**Wrong Answer**

Here is the wrong answer, even though it correctly did what is inside the brackets/parentheses first:

- 48 ÷ 8(14 – 8) =
- 48 ÷ 8(6) =
- 48 ÷ 8 x 6 =
- 6 x 6 =
- 36

You might ask why this is wrong?

The reason is that 8(6) is NOT THE SAME as 8 x 6 even both are equal to 48.

If the challenge question asked was stated as 48 ÷ 8 x (14 – 8) = ?, I would happily agree that the answer is 36, but that is not the question as there is no multiplication symbol before the brackets/parentheses.

**Correct Answer – Part 1**

Let’s state the question again, but this time try to understand it better before solving. 48 is divided by the rest of the equation being 8(14 – 8).

- 48 ÷ 8(14 – 8) or 48 / 8(14 – 8) =
- 48

———— =

8(14 – 8) - 48

—— =

8(6) - 48

—- =

48 - 1

The correct answer is 1. This is because 8(14 – 8) is a single term and all of it becomes the denominator in the division.

**Correct Answer – Part 2**

Based on the Order of Operations mnemonic (BODMAS for UK or PEMDAS for US). When talking about solving the Brackets/Parentheses it means not just solving what is inside the brackets but also any factors directly attached to those brackets/parentheses. Without a multiplication symbol in the original question, the factor outside the brackets must be calculated as part of the Brackets/Parentheses stage and not as part of the later Multiplication/Division stage (using left to right). This “Implicit Multiplication” (aka Multiplication by Juxtaposition) has higher precedence than normal Multiplication.

- 48 ÷ 8(14 – 8) =
- 48 ÷ 8(6) =
- 48 ÷ 48 =
- 1

Again, the correct answer is 1. The 8 is directly attached to the (14 – 8) and must be calculated as part of that term in the equation.

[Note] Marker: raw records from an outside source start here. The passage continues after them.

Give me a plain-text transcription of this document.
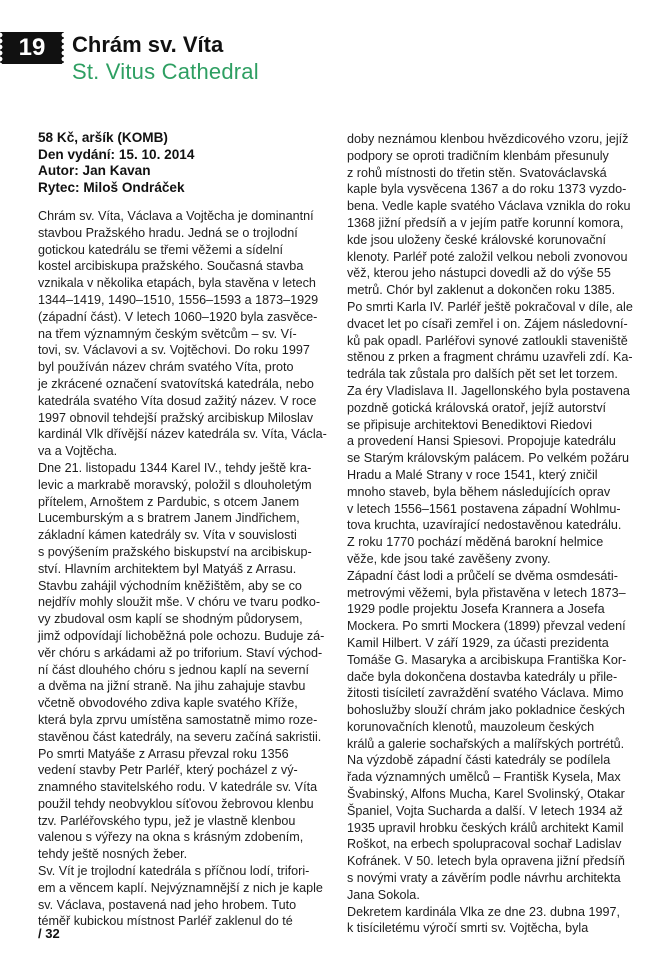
19	Chrám sv. Víta
St. Vitus Cathedral
58 Kč, aršík (KOMB)
Den vydání: 15. 10. 2014
Autor: Jan Kavan
Rytec: Miloš Ondráček
Chrám sv. Víta, Václava a Vojtěcha je dominantní
stavbou Pražského hradu. Jedná se o trojlodní
gotickou katedrálu se třemi věžemi a sídelní
kostel arcibiskupa pražského. Současná stavba
vznikala v několika etapách, byla stavěna v letech
1344–1419, 1490–1510, 1556–1593 a 1873–1929
(západní část). V letech 1060–1920 byla zasvěce-
na třem významným českým světcům – sv. Ví-
tovi, sv. Václavovi a sv. Vojtěchovi. Do roku 1997
byl používán název chrám svatého Víta, proto
je zkrácené označení svatovítská katedrála, nebo
katedrála svatého Víta dosud zažitý název. V roce
1997 obnovil tehdejší pražský arcibiskup Miloslav
kardinál Vlk dřívější název katedrála sv. Víta, Václa-
va a Vojtěcha.
Dne 21. listopadu 1344 Karel IV., tehdy ještě kra-
levic a markrabě moravský, položil s dlouholetým
přítelem, Arnoštem z Pardubic, s otcem Janem
Lucemburským a s bratrem Janem Jindřichem,
základní kámen katedrály sv. Víta v souvislosti
s povýšením pražského biskupství na arcibiskup-
ství. Hlavním architektem byl Matyáš z Arrasu.
Stavbu zahájil východním kněžištěm, aby se co
nejdřív mohly sloužit mše. V chóru ve tvaru podko-
vy zbudoval osm kaplí se shodným půdorysem,
jimž odpovídají lichoběžná pole ochozu. Buduje zá-
věr chóru s arkádami až po triforium. Staví východ-
ní část dlouhého chóru s jednou kaplí na severní
a dvěma na jižní straně. Na jihu zahajuje stavbu
včetně obvodového zdiva kaple svatého Kříže,
která byla zprvu umístěna samostatně mimo roze-
stavěnou část katedrály, na severu začíná sakristii.
Po smrti Matyáše z Arrasu převzal roku 1356
vedení stavby Petr Parléř, který pocházel z vý-
znamného stavitelského rodu. V katedrále sv. Víta
použil tehdy neobvyklou síťovou žebrovou klenbu
tzv. Parléřovského typu, jež je vlastně klenbou
valenou s výřezy na okna s krásným zdobením,
tehdy ještě nosných žeber.
Sv. Vít je trojlodní katedrála s příčnou lodí, trifori-
em a věncem kaplí. Nejvýznamnější z nich je kaple
sv. Václava, postavená nad jeho hrobem. Tuto
téměř kubickou místnost Parléř zaklenul do té
doby neznámou klenbou hvězdicového vzoru, jejíž
podpory se oproti tradičním klenbám přesunuly
z rohů místnosti do třetin stěn. Svatováclavská
kaple byla vysvěcena 1367 a do roku 1373 vyzdo-
bena. Vedle kaple svatého Václava vznikla do roku
1368 jižní předsíň a v jejím patře korunní komora,
kde jsou uloženy české královské korunovační
klenoty. Parléř poté založil velkou neboli zvonovou
věž, kterou jeho nástupci dovedli až do výše 55
metrů. Chór byl zaklenut a dokončen roku 1385.
Po smrti Karla IV. Parléř ještě pokračoval v díle, ale
dvacet let po císaři zemřel i on. Zájem následovní-
ků pak opadl. Parléřovi synové zatloukli staveniště
stěnou z prken a fragment chrámu uzavřeli zdí. Ka-
tedrála tak zůstala pro dalších pět set let torzem.
Za éry Vladislava II. Jagellonského byla postavena
pozdně gotická královská oratoř, jejíž autorství
se připisuje architektovi Benediktovi Riedovi
a provedení Hansi Spiesovi. Propojuje katedrálu
se Starým královským palácem. Po velkém požáru
Hradu a Malé Strany v roce 1541, který zničil
mnoho staveb, byla během následujících oprav
v letech 1556–1561 postavena západní Wohlmu-
tova kruchta, uzavírající nedostavěnou katedrálu.
Z roku 1770 pochází měděná barokní helmice
věže, kde jsou také zavěšeny zvony.
Západní část lodi a průčelí se dvěma osmdesáti-
metrovými věžemi, byla přistavěna v letech 1873–
1929 podle projektu Josefa Krannera a Josefa
Mockera. Po smrti Mockera (1899) převzal vedení
Kamil Hilbert. V září 1929, za účasti prezidenta
Tomáše G. Masaryka a arcibiskupa Františka Kor-
dače byla dokončena dostavba katedrály u přile-
žitosti tisíciletí zavraždění svatého Václava. Mimo
bohoslužby slouží chrám jako pokladnice českých
korunovačních klenotů, mauzoleum českých
králů a galerie sochařských a malířských portrétů.
Na výzdobě západní části katedrály se podílela
řada významných umělců – Františk Kysela, Max
Švabinský, Alfons Mucha, Karel Svolinský, Otakar
Španiel, Vojta Sucharda a další. V letech 1934 až
1935 upravil hrobku českých králů architekt Kamil
Roškot, na erbech spolupracoval sochař Ladislav
Kofránek. V 50. letech byla opravena jižní předsíň
s novými vraty a závěrím podle návrhu architekta
Jana Sokola.
Dekretem kardinála Vlka ze dne 23. dubna 1997,
k tisíciletému výročí smrti sv. Vojtěcha, byla
/ 32
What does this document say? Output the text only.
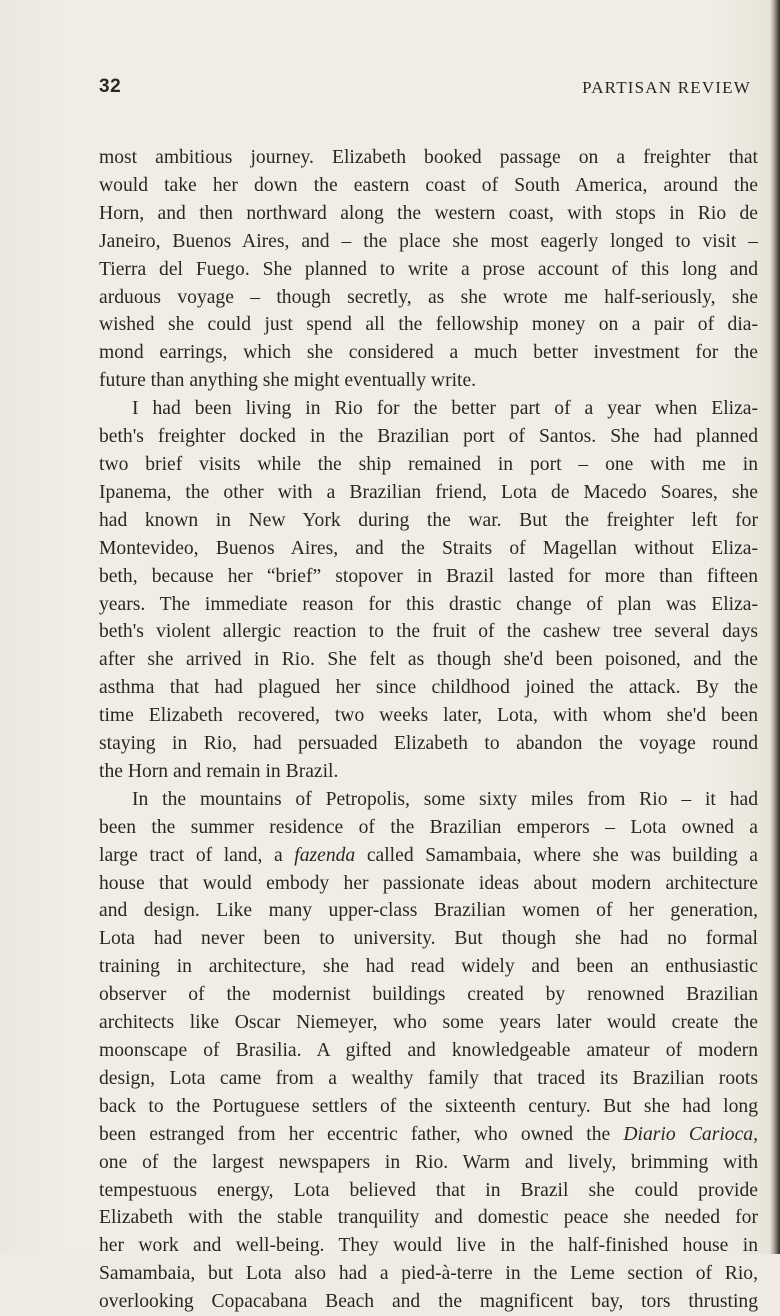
32	PARTISAN REVIEW

most ambitious journey. Elizabeth booked passage on a freighter that

would take her down the eastern coast of South America, around the

Horn, and then northward along the western coast, with stops in Rio de

Janeiro, Buenos Aires, and – the place she most eagerly longed to visit –

Tierra del Fuego. She planned to write a prose account of this long and

arduous voyage – though secretly, as she wrote me half-seriously, she

wished she could just spend all the fellowship money on a pair of dia-

mond earrings, which she considered a much better investment for the

future than anything she might eventually write.

I had been living in Rio for the better part of a year when Eliza-

beth's freighter docked in the Brazilian port of Santos. She had planned

two brief visits while the ship remained in port – one with me in

Ipanema, the other with a Brazilian friend, Lota de Macedo Soares, she

had known in New York during the war. But the freighter left for

Montevideo, Buenos Aires, and the Straits of Magellan without Eliza-

beth, because her “brief” stopover in Brazil lasted for more than fifteen

years. The immediate reason for this drastic change of plan was Eliza-

beth's violent allergic reaction to the fruit of the cashew tree several days

after she arrived in Rio. She felt as though she'd been poisoned, and the

asthma that had plagued her since childhood joined the attack. By the

time Elizabeth recovered, two weeks later, Lota, with whom she'd been

staying in Rio, had persuaded Elizabeth to abandon the voyage round

the Horn and remain in Brazil.

In the mountains of Petropolis, some sixty miles from Rio – it had

been the summer residence of the Brazilian emperors – Lota owned a

large tract of land, a fazenda called Samambaia, where she was building a

house that would embody her passionate ideas about modern architecture

and design. Like many upper-class Brazilian women of her generation,

Lota had never been to university. But though she had no formal

training in architecture, she had read widely and been an enthusiastic

observer of the modernist buildings created by renowned Brazilian

architects like Oscar Niemeyer, who some years later would create the

moonscape of Brasilia. A gifted and knowledgeable amateur of modern

design, Lota came from a wealthy family that traced its Brazilian roots

back to the Portuguese settlers of the sixteenth century. But she had long

been estranged from her eccentric father, who owned the Diario Carioca,

one of the largest newspapers in Rio. Warm and lively, brimming with

tempestuous energy, Lota believed that in Brazil she could provide

Elizabeth with the stable tranquility and domestic peace she needed for

her work and well-being. They would live in the half-finished house in

Samambaia, but Lota also had a pied-à-terre in the Leme section of Rio,

overlooking Copacabana Beach and the magnificent bay, tors thrusting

**Correct Answer – Part 3**

Let’s try another approach. This time expanding 8(14 – 8) out using the Distributive Law. This simplifies the equation by moving the factor back inside the brackets/parentheses.

- 48 ÷ 8(14 – 8) =
- 48 ÷ (112 – 64) =
- 48 ÷ 48 =
- 1

Again, the correct answer is 1.

**Note:** A way to confirm if you have correctly expanded a term would be to factorise it again. Find the multiples of the numbers.

Factors of 112 = 1 2 4 7 8 16 28 56 112

Factors of 64 = 1 2 4 8 16 32 64

Finding the Highest Common Multiple (HCM) of 112 and 64 is actually 16. Therefore, we could factorise (112 – 64) to either 16(7 – 4) or 8(14 – 8).

**Correct Answer – Part 4**

How about using some algebra to solve the equation. Yes, it makes it a little more complicated, but it helps ensure the correct answer. Let’s assume that y = 8, so 48 = 6y.

- 48 ÷ 8(14 – 8) =
- 6y ÷ y(14 – 8) =
- 6y ÷ y(6) =
- 6y ÷ 6y =
- 1

**Correct Answer – Part 5**

Using the same y = 8 algebra, but this time expanding the factor with the distributive law first.

- 48 ÷ 8(14 – 8) =
- 6y ÷ y(14 – 8) =
- 6y ÷ (14y – 8y) =
- 6y ÷ 6y =
- 1

**Correct Answer – Part 6**

Another way to understand equations used in mathematics is to use language to understand what they are trying to solve.

For example: I have 48 apples, and I have 8 lines of people waiting. Each line is usually 14 people, but 8 people from each line were taken away to be given oranges instead. How many apples can each person have?

You guessed it, the answer is not 36 apples for each person unless you can perform miracles.

**Conclusion**

Mathematics is an exact science, equations always have the same solutions, but when the equation could be ambiguous, it should use brackets/parentheses or language to clarify. However, you cannot just add multiplication symbols or your own brackets/parentheses to an equation as that will change the solution.

For example:

- 48 ÷ 8(14 – 8) is not the same as 48 ÷ 8 x (14 – 8)

The first has a solution of 1 and the second has a solution of 36.

Stating the question as 48 ÷ (8(14 – 8)) would have been less ambiguous.